Mereka tetap harus berhati-hati di hutan ini yang memiliki banyak binatang buas tingkat tinggi yang selalu mereka hindari dengan cara berbalik dan menghindari suara yang bisa membuat mereka menjadi sasaran perburuan.


'Memang sangat nyaman. Saya pikir kita terlempar ke dunia dengan hukum alam seperti permainan yang pernah saya mainkan di Bumi.' Elysia menjawab dengan santai. Dia tidak lagi mendukung tubuh roh Elena di [Alam Jiwa] dan membiarkannya melayang ke samping.


'*huf* Lil Ely... Ini pertama kalinya aku berada di tubuh nyata. *huf* Jika ini bisa sangat melelahkan, *huf* sebaiknya aku tetap di [Alam Jiwa] dan memberimu dukungan mental!' Elena mulai mengeluh.


Awalnya, Elena dengan penuh semangat menciptakan berbagai sihir dari imajinasinya yang berasal dari pengamatannya saat masih di Bumi, seperti yang pernah dilakukan Elysia sebelumnya, namun kali ini ia tampak tidak seheboh sebelumnya.


'Lanjutkan, Kakak Elena!' Elysia dengan ceria memberinya semangat. Ia yang sudah berjalan sejauh 20 kilometer dengan tubuh yang belum pulih benar-benar tahu betapa melelahkannya itu.


'Lil Ely! Saya tidak bisa melanjutkan lagi! *huf* Saya pikir saya akan pingsan jika lebih dari ini! *huf* *huf*' Elena terengah-engah dengan keringat dan berhenti berlari. Beban yang dipikul Elena bukan hanya beban fisik, tapi juga beban mental.

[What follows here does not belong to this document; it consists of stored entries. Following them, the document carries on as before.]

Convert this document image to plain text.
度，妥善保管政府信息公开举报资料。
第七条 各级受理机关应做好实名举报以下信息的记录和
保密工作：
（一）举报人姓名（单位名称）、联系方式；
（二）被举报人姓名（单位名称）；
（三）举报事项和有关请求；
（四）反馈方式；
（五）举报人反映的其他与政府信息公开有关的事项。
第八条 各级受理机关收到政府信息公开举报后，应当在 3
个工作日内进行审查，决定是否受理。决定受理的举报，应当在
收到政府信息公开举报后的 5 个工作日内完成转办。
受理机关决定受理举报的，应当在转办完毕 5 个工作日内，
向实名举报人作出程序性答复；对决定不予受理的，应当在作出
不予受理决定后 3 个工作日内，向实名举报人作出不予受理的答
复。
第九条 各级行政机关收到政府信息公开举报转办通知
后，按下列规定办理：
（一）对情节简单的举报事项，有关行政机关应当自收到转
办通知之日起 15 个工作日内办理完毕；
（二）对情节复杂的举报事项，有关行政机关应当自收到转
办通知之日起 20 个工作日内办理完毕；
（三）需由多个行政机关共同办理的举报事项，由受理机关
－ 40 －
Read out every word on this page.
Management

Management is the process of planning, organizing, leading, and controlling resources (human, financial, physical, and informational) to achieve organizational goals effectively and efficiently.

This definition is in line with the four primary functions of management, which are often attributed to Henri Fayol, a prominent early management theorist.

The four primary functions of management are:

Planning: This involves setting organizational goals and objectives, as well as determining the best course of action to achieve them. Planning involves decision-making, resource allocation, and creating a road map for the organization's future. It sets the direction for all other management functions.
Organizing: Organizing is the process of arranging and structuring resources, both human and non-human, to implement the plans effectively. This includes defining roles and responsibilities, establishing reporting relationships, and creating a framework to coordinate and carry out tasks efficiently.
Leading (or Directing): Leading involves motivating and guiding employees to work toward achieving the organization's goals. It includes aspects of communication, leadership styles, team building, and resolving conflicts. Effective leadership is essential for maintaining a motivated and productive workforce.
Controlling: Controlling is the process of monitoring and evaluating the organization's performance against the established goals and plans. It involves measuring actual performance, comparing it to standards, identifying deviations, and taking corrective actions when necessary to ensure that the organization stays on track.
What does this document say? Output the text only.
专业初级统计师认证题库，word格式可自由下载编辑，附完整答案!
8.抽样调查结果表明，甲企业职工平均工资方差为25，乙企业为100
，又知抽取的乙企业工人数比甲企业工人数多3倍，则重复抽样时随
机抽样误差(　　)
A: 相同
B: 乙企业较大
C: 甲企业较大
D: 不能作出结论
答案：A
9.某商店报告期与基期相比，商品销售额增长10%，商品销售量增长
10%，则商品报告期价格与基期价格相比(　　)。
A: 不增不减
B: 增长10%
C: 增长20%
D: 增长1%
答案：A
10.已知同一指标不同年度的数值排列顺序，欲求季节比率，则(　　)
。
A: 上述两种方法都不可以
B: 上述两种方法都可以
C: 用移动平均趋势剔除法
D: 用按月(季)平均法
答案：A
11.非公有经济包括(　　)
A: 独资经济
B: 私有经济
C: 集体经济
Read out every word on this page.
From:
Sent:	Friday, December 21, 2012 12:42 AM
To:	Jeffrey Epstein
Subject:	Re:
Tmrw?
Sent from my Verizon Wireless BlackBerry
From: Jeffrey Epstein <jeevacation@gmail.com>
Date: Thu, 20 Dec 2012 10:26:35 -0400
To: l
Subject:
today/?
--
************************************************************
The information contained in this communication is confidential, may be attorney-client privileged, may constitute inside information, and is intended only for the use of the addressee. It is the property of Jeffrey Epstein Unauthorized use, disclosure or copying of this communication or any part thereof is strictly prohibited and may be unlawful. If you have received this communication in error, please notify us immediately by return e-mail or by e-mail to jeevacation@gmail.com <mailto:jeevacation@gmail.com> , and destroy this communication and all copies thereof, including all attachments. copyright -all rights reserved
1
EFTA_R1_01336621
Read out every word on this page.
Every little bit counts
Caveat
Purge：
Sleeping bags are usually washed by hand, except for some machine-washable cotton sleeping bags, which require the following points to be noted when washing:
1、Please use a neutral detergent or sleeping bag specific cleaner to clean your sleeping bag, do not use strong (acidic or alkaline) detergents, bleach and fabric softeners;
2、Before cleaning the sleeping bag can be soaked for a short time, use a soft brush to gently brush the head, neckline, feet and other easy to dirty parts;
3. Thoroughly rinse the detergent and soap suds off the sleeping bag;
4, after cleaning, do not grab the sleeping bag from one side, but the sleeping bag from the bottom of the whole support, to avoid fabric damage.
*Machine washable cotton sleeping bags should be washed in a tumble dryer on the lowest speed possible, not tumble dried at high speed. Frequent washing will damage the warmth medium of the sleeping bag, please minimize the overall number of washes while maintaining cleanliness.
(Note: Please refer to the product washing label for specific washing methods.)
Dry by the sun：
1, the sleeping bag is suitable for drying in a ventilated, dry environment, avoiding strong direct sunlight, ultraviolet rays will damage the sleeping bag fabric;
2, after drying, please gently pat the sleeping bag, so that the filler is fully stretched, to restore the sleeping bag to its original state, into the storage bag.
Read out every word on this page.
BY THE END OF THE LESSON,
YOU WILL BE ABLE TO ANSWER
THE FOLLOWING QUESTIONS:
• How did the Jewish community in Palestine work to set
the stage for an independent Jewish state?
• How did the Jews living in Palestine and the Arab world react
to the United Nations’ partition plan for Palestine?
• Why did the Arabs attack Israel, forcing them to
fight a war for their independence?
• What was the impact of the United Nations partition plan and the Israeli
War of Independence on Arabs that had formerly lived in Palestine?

'Em... Kalau begitu, lebih baik kita pergi ke gua di tebing sana. 100 meter ke arah barat daya dari lokasi kami sekarang.'


Elysia tahu Elena sudah mencapai batasnya, dan dia ingin Elysia segera mengambil kembali tubuhnya. Elysia saat ini enggan memikul beban lelah lagi, dan hanya memberikan solusi.


'Yang itu? Baiklah kalau begitu, setelah saya di sana, segera kembali ke tubuh Anda... Saya ingin tidur nyenyak di [Alam Jiwa] Anda.' Elena berbicara sambil menuju gua di tebing yang ditunjukkan Elysia.


'Um. Maaf membuatmu lelah, Kak Elena hehe... Ah! Ngomong-ngomong, bagaimana cara mengembalikan tubuhku? Saya hanya tahu bagaimana keluar dari tubuh dalam bentuk roh.'


'Anda harus berkonsentrasi pada posisi tubuh Anda dan merasakannya, Anda sudah bisa melihat dengan apa yang saya lihat, seperti itu. Um, kami tiba. Aku akan kembali ke [Alam Jiwa].'


Elena segera kembali ke [Alam Jiwa] setelah duduk dan bersandar di tepi mulut gua. Mereka belum memeriksa keadaan di dalam gua, jadi Elysia harus mengambil alih tubuhnya sebelum memasuki gua.


'Sekarang coba kembali ke tubuhmu.' Bentuk roh Elena hidup kembali di [Alam Jiwa], menunggu Elysia mencoba kembali ke tubuhnya.


'Um. Terima kasih atas kerja kerasmu. Sekarang serahkan sisanya padaku.' Elysia menutup matanya dan mencoba kembali ke tubuhnya.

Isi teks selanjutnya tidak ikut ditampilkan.